Авторы спокойно доказывают, что традиционная датировка есенинских текстов 1910–13 годами неверна. Ее предложил сам Есенин, готовя свое собрание сочинений в 1925 году, и, судя по всему, именно тогда осмысленно пошел на некоторое смещение дат: ему было важно представить свой приход в поэзию как явление гениального самородка, с первых шагов овладевшего языковым волшебством. Однако сохранившаяся тетрадь юношеских, вполне беспомощных стихов Есенина «Больные думы» показывает, что все было чуть сложнее: ученический период и у него имел место, поэт поначалу испытывал влияние в первую очередь Надсона, – а вот те классические стихи, что датированы 1910–13 годами, были написаны либо в 1914–16 годах, либо, в редких случаях, в самом 1925-м – то есть могла иметь место прямая авторская мистификация (например, со стихотворением «Подражание песне»).
Многие факты, прозвучавшие в книге «Есенин», были так или иначе известны и ранее, однако у Лекманова со Свердловым едва ли не впервые все акценты расставлены очень последовательно и верно.
То есть их будут оспаривать – и уже оспаривают (см., например, дельную статью Сергея Куняева о первом издании книги).
Однако, при всем моем уважении к Куняевым, я очень согласен с авторами, что, скажем, имажинистский период Есенина – как минимум не случайный и давший Есенину очень и очень многое.

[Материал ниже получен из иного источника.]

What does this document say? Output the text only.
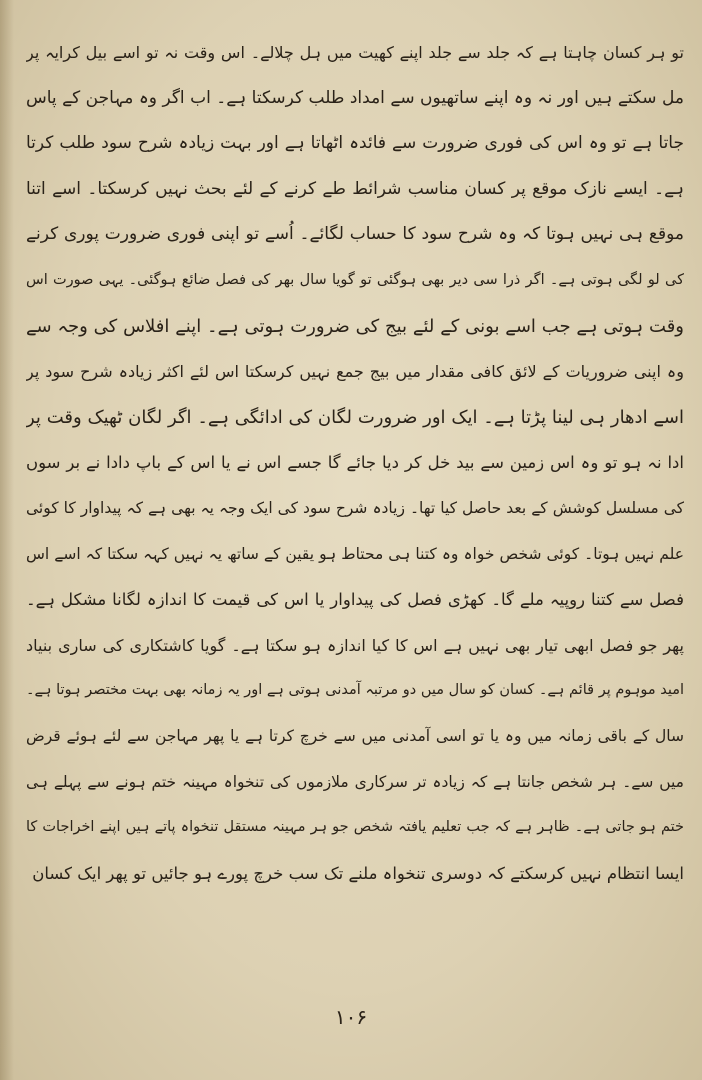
تو ہر کسان چاہتا ہے کہ جلد سے جلد اپنے کھیت میں ہل چلالے۔ اس وقت نہ تو اسے بیل کرایہ پر
مل سکتے ہیں اور نہ وہ اپنے ساتھیوں سے امداد طلب کرسکتا ہے۔ اب اگر وہ مہاجن کے پاس
جاتا ہے تو وہ اس کی فوری ضرورت سے فائدہ اٹھاتا ہے اور بہت زیادہ شرح سود طلب کرتا
ہے۔ ایسے نازک موقع پر کسان مناسب شرائط طے کرنے کے لئے بحث نہیں کرسکتا۔ اسے اتنا
موقع ہی نہیں ہوتا کہ وہ شرح سود کا حساب لگائے۔ اُسے تو اپنی فوری ضرورت پوری کرنے
کی لو لگی ہوتی ہے۔ اگر ذرا سی دیر بھی ہوگئی تو گویا سال بھر کی فصل ضائع ہوگئی۔ یہی صورت اس
وقت ہوتی ہے جب اسے بونی کے لئے بیج کی ضرورت ہوتی ہے۔ اپنے افلاس کی وجہ سے
وہ اپنی ضروریات کے لائق کافی مقدار میں بیج جمع نہیں کرسکتا اس لئے اکثر زیادہ شرح سود پر
اسے ادھار ہی لینا پڑتا ہے۔ ایک اور ضرورت لگان کی ادائگی ہے۔ اگر لگان ٹھیک وقت پر
ادا نہ ہو تو وہ اس زمین سے بید خل کر دیا جائے گا جسے اس نے یا اس کے باپ دادا نے بر سوں
کی مسلسل کوشش کے بعد حاصل کیا تھا۔ زیادہ شرح سود کی ایک وجہ یہ بھی ہے کہ پیداوار کا کوئی
علم نہیں ہوتا۔ کوئی شخص خواہ وہ کتنا ہی محتاط ہو یقین کے ساتھ یہ نہیں کہہ سکتا کہ اسے اس
فصل سے کتنا روپیہ ملے گا۔ کھڑی فصل کی پیداوار یا اس کی قیمت کا اندازہ لگانا مشکل ہے۔
پھر جو فصل ابھی تیار بھی نہیں ہے اس کا کیا اندازہ ہو سکتا ہے۔ گویا کاشتکاری کی ساری بنیاد
امید موہوم پر قائم ہے۔ کسان کو سال میں دو مرتبہ آمدنی ہوتی ہے اور یہ زمانہ بھی بہت مختصر ہوتا ہے۔
سال کے باقی زمانہ میں وہ یا تو اسی آمدنی میں سے خرچ کرتا ہے یا پھر مہاجن سے لئے ہوئے قرض
میں سے۔ ہر شخص جانتا ہے کہ زیادہ تر سرکاری ملازموں کی تنخواہ مہینہ ختم ہونے سے پہلے ہی
ختم ہو جاتی ہے۔ ظاہر ہے کہ جب تعلیم یافتہ شخص جو ہر مہینہ مستقل تنخواہ پاتے ہیں اپنے اخراجات کا
ایسا انتظام نہیں کرسکتے کہ دوسری تنخواہ ملنے تک سب خرچ پورے ہو جائیں تو پھر ایک کسان
۱۰۶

Шершеневич и Мариенгоф повлияли на поэта никак не меньше, чем, например, Клюев, – и влияние это было, безусловно, благотворным. В первую очередь через Шершеневича Есенин стремительно ознакомился с модернистскими европейскими течениями, что дало поэзии Есенина совершенно новое звучание.
Что до Мариенгофа, то период дружбы поэтов вообще был самым спокойным в жизни Есенина. «В союзе с Мариенгофом, – пишут авторы биографии, – Есенин чувствовал себя способным преодолеть любое препятствие, побить все поэтические рекорды, покорить публику и “съесть” конкурентов – дружба окрыляла его».
Походя биографы подмечают, что давнее и скептическое отношение многих «есениноведов» к мемуарам Мариенгофа – в первую очередь к его «Роману без вранья» – трудно объяснимо. Дело в том, что в книге Мариенгофа нельзя обнаружить ни одной серьезной фактической ошибки. Это действительно роман без вранья. К тому же надо еще раз напомнить, что ни с одним поэтическим собратом и ни с одной женщиной Есенин не пробыл так долго. Вся есенинская поэтическая биография – это, по сути, одно десятилетие, с 1915 по 1925-й. Больше трети этого срока – с 1919 по 1922-й – он был неразлучен с Мариенгофом, что никто особенно и не отрицает (сам Мариенгоф не без некоторой иронии заявляет, что «года четыре кряду их никто не видел порознь»).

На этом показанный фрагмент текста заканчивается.